Solar ACCESS – Community Solar Project

“Plant the Seeds of Solar, Harvest the Power of the Sun”

Solar ACCESS: Appalachian Citizens’ Community Economy Solar Subscriptions

UpGrade Ohio’s Solar ACCESS project was developed to provide solar electric (PV) energy to low-to-moderate income (LMI) populations as a competitive project in the Department of Energy’s Solar in Your Community Challenge. The Solar in Your Community Challenge is a $5 million contest to support innovative and replicable community-based solar business models and programs that will bring solar to underserved communities.

The innovative component of the Solar ACCESS project was to create a mechanism for residents to contribute their own money to a pool of funds needed to install solar PV systems on public buildings that serve the low-to-moderate income community. Initially, three project sites were selected, and the largest site, a public school, was first in line to be developed. The Solar ACCESS team initiated a design wherein community supporters would subscribe to own a share of the project, and together with the financial support of local investors, the project’s broker, and the contracted solar installer, the installation would generate savings for the public school, investment returns for the investor, and incremental on-bill savings for the community subscribers.

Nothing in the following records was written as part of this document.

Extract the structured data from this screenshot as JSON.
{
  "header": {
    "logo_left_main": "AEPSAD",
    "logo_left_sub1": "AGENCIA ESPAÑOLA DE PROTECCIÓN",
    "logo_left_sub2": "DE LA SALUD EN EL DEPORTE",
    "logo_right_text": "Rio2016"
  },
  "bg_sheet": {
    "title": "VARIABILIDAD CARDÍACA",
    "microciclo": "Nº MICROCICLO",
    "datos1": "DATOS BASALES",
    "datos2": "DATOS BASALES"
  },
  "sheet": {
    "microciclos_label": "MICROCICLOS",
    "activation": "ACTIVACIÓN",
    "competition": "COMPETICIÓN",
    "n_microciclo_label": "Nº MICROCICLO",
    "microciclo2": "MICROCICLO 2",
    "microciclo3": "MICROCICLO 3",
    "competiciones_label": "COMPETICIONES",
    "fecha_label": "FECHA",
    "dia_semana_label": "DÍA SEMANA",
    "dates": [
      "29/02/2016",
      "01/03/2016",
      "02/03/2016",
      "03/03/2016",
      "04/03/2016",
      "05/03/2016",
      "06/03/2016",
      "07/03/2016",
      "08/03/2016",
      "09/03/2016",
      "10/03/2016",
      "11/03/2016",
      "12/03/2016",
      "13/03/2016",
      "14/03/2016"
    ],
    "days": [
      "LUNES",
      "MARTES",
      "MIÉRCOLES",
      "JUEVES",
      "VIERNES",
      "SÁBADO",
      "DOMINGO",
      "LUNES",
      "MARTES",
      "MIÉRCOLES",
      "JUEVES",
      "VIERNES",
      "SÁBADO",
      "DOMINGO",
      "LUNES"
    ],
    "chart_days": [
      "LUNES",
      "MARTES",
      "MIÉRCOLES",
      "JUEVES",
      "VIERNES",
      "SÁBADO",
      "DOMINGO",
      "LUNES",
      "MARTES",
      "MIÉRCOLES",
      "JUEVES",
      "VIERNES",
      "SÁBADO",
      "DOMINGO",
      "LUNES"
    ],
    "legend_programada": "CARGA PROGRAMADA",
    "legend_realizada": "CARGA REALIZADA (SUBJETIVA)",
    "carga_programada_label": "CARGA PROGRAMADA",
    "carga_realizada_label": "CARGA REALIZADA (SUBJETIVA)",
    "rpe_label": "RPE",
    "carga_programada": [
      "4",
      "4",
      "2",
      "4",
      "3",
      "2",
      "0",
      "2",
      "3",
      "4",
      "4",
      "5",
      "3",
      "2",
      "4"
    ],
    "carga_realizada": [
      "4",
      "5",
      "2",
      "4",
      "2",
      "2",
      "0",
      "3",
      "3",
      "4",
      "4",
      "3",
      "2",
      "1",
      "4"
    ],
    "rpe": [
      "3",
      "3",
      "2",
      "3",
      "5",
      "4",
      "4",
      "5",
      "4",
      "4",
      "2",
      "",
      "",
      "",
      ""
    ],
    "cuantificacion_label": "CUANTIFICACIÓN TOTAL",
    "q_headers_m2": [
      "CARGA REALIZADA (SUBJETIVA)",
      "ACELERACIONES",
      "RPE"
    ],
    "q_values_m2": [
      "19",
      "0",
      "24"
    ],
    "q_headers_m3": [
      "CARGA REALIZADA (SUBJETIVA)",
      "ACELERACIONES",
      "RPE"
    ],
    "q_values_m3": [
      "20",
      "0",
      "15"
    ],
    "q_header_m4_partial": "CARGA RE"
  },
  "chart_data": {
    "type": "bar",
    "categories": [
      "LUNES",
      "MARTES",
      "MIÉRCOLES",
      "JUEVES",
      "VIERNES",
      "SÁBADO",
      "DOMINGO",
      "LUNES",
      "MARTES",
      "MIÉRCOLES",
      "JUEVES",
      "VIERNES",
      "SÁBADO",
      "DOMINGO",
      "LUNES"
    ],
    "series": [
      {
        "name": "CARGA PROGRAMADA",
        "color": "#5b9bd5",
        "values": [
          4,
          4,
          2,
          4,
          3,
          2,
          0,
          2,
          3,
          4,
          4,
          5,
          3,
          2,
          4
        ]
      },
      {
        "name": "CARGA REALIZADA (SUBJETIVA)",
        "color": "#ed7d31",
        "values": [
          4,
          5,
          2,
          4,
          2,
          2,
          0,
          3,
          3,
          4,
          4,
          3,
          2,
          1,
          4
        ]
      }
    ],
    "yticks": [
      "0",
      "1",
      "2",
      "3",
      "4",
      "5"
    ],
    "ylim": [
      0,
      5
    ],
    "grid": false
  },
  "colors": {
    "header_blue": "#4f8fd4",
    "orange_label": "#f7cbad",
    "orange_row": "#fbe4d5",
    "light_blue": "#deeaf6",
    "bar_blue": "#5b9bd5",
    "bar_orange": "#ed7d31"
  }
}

Solar ACCESS aimed to create community solar subscription shares at $100 per share for a 10-year term. Solar subscribers would receive a monthly on-bill credit based on share size. The low share price was selected to create greater access to the solar market for LMI residents who wanted to support solar in their community. Through a utility bill administrator and processor for community solar subscription holders, subscribers could pay for their electric utility bill and receive their solar subscription credit through an online billing system.

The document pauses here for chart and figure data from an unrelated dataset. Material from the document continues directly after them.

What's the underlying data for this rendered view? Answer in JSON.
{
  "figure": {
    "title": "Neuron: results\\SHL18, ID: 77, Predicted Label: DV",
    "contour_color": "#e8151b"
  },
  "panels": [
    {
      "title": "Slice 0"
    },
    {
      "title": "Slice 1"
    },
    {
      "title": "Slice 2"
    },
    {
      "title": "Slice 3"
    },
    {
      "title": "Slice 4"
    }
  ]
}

In the process of designing this structure, we learned that this model added complexity to the contractual process for a local public school project, protracting negotiations. It also added confusion for potential subscribers who would be required to join a new billing platform in order to subscribe to a local community solar project. Rather than creating a way to increase access to the solar market, this model would have added more steps. Even if it may be attractive to individuals who were already interested in supporting community solar efforts, it would likely be an unsustainable model going forward. Our goal to attract more people to the solar marketplace was becoming overly complicated, so we went back to the drawing board.

Building To Scale

One idea that had been considered in the initial community solar brainstorming sessions was working with our long-standing partner, the Southeast Ohio Public Energy Council (SOPEC).  The plan was to somehow utilize funds in their existing electric aggregation program to fund community solar projects. When the Solar in Your Community Challenge launched, SOPEC was still growing operations and expanding aggregation services to member communities. In late 2017, we pitched the idea of establishing an opt-out community solar program to SOPEC, and the timing was right to build a pilot program together.

On January 8th, SOPEC introduced an ordinance to the City Council of Athens, Ohio. The ordinance called for a 2 mill “carbon fee” to be added to the electric bills of Athens residents who were participating in the opt-out electric aggregation program. This fee would cost an additional $1.60 to $1.80 per month for the average Athens opt-out aggregation customer at that time, or about $21 a year. The fee would be placed in a fund that would generate around $200,000 per year. These funds would then be used to install community-funded solar arrays on public buildings. Pending City Council approval, Athens residents will be given a choice to vote on passage of this measure on the May 2018 ballot.  If approved, this Solar ACCESS initiative will launch in Fall 2018.

To create more access to the solar market, the Solar ACCESS team will continue to explore new opportunities for solar supporters — those already in the City of Athens opt-out community solar program and those that aren’t customers of SOPEC — to provide more of their own funds to grow community solar. The vision for these subscribers could be the same as before, with a nominal price point to purchase a full solar panel, a portion of a solar panel, or a block of solar output generated from a full solar array.

The Solar ACCESS team is committed to bringing solar to all Americans, especially as part of UpGrade Ohio’s mission to drive demand for clean energy in Ohio. Our replication model for Solar ACCESS would aim to develop the organizational capacity to provide both technical and project development assistance for dozens of communities across the state of Ohio and in states that have a deregulated electricity market, or otherwise allow community choice aggregation. Solar ACCESS would offer a collection of best practices and services for creating aggregation-based community solar projects and programs.